Live.
Laugh.*
Love.
I am so proud of Michael for sharing from his heart yesterday. I know it wasn't easy. But look at the response we've had from you, our dear readers. His words, even the raw, painful words were real. And you felt that, right?
Thank you.
Thank you for your sweet, encouraging comments.
Thank you for the love.
Thank you for putting yourselves out there, and sharing the painful parts of what you are going through.
We all have those days.
We all plead with God.
We all want to know why, or why not or why not now? Don't we?
When we're in the middle of the storm like we were last Friday ('the storm,' such a "Christian" thing to say, isn't it? haha), it was uncomfortable. My poor husband. There was nothing I could do. Nothing I could say that would make anything better. All I could do was hold him, wipe the tears off of his face, and try to remind him that it would get better.
That night was Michael's Birthday party. He had been looking forward to it for weeks. I tried telling him, we'll get through this, I'll get you dressed, and tonight, all of your friends are going to be together, and we're going to have the best time. And your heart is going to be so full. It will be the opposite of how you feel right now.
Eventually, bless his heart, he cried it out. I cried a lot too. But, I felt strong. And normally, MICHAEL is the strong one, an I'M the one falling apart. So me being emotionally strong is not normal! I believe God works in marriages. We have seen this with our own eyes. When one of us is down, the other has super strength, that is strong enough to carry the other one. I know that strength did not come from myself. Because I too was mad right along with him. I was heartbroken. I agree that it's not fair, that he doesn't deserve this, and that it's enough already.
But, I was strong. Because I was given strength and courage.
So, I did what had to be done.
In the bathroom.
In the bed, as I wiped his tears, and got him dressed and lifted him into his wheelchair.
And though we started that day at about 3:00 in the afternoon, with puffy eyes and red cheeks, we did it together.
And by 7:00, we were laughing and joking and eating and drinking with Michael's best friends.

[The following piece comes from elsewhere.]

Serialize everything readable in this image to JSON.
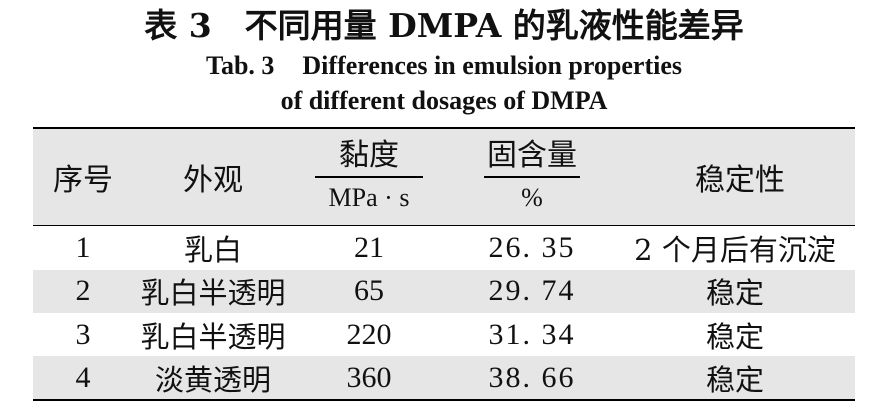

I was so happy looking over at him, splitting an okay pepper steak (we have become quite the little food snobs) that we had done it.
We had made it to the other side.
Together.
With a little help from our friends.
*The middle photo is us mocking our drivers license pictures. I look like a bug-eyed serial killer in my DMV photo, and Michael looks like a happily drugged guy who had a stroke. :)
4 comments:
You are so right, Dana, about one being strong while the other is weak. God is amazing that way. I don't think Robby and I ever cried at the same time after the initial pain of Kyle's death. One of us could always be counted on to comfort the other - not by choice but because God held us up and made us that way. Love you guys sooooo much!!!
I'm so proud of you, my precious Dana! I know how hard these times are for a mother. I cannot imagine how hard they are for a wife. God DOES give us strength, tenderness, compassion, and wisdom all at the right time. And, he brought you and Michael together at the right time. And I'm so thankful He did! I love you, my precious daughter-in-law!
Love you guys.
Dana & Michael,
I keep re-reading these posts and had to share a conversation I had with a friend of mine where we agreed that the "cliche" that "God never gives you more than you can handle" is really just b.s.!
It comes from a verse in the Bible that has been misinterpreted and twisted. 1 Corinthians 10:13 says "No temptation has seized you except what is common to man. And God is faithful; He will not let you be TEMPTED beyond what you can bear. But when you are tempted, he will also provide a way out so that you can stand up under it."
Life circumstances happen all the time that are too much for us to handle. Whether it's a broken neck, the loss of limbs, the loss of a child, or spouse, or loved one...ALL of these things are too much for us to handle. If we could handle these things ourselves, we wouldn't need God!
And so it goes, "Come to me, all you who are weary and burdened, and I will give you rest. Take my yoke upon you and learn from me, for I am gentle and humble in heart, and you will find rest for your souls." Matthew 11:28-30.
And this is the place Michael has come to...
"Some days, like this weekend, it just comes to the point I cannot take it. I'm not strong enough to bear it all. There is nothing I can do to fix it. The one who supposedly can fix it doesn't. It hurts. It doesn't give in. It is always there. I would that it would all go away. When it doesn't, we suck it up and push through."
And you suck it up, push through, and by God's grace, make it through to the other side.
And for those who suffer, we pray the Holy Spirit will fill them to the brim and heal their pain, grief and despair.